Only females have pollen baskets, as you can see on this fuzzy Brown-belted Bumblebee. Kornbluth explains how you can identify them: “A female Brown-belted bumblebee has 5 visible stripes (or segments) on its abdomen. The first stripe (closest to the thorax) has yellow hairs, the second stripe has a patch of yellow to brown hairs in the middle and black hairs on the sides. Stripes three, four, and five have black hairs and are hard to tell apart.” These large ground-nesters can be found in prairies, meadows, and fields where they reuse abandoned burrows or cavities.
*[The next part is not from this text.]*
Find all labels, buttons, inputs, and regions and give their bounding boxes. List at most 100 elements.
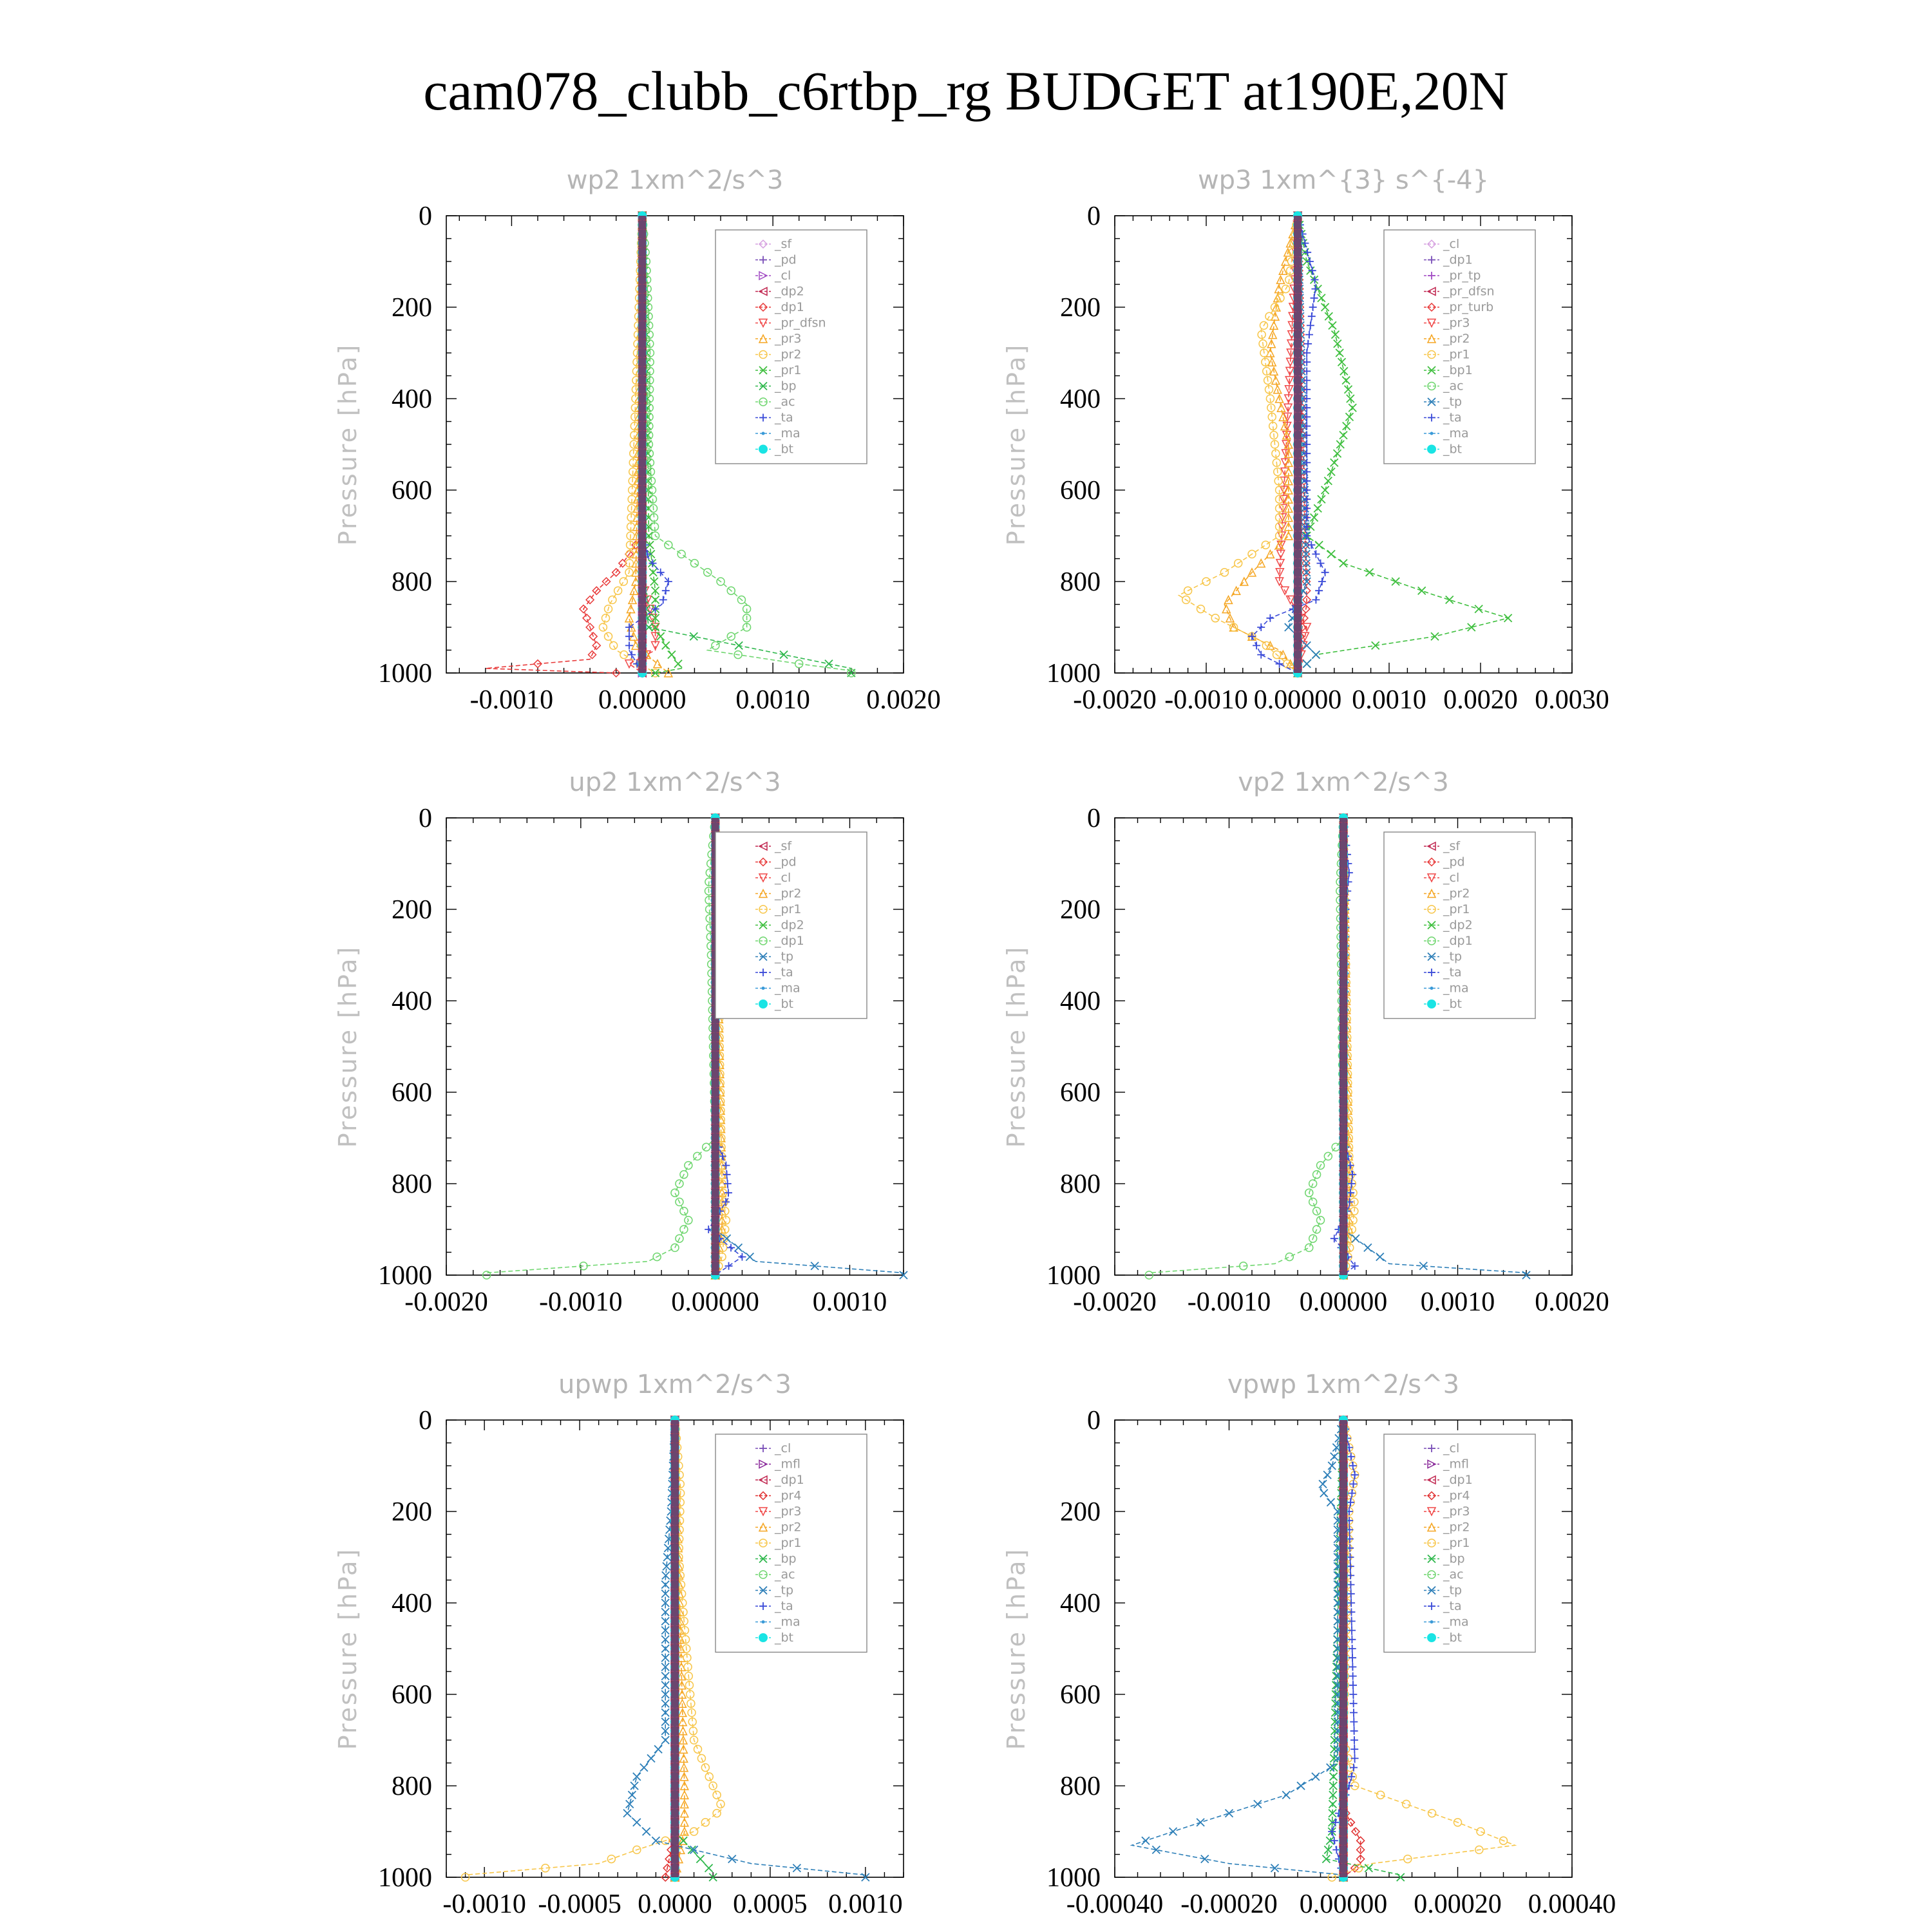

Photo Credit: USGS Bee Inventory and Monitoring Lab

Green Sweat Bee

Sweat bees are small, docile, and great pollinators. They are also attracted to salt. Some are even attracted to mammal sweat. “People often mistake bright green sweat bees for flies,” says Kornbluth. One way to distinguish between the two is to look at their eyes. “Fly eyes take up more than 75% of a fly’s head, while bee and wasp eyes take up less than 50%,” she says. “You’ll be surprised how visible insect’s eyes are once you’re looking for them!”

Male Longhorn bees feature very long antennae. These bees are specialists of Asteraceae, and especially love sunflowers. Look for them buzzing about in July and August.

The pollen basket of the female Longhorn bee sits on much of its hind leg. It’s composed of dense hair to help trap pollen as it flies from flower to flower.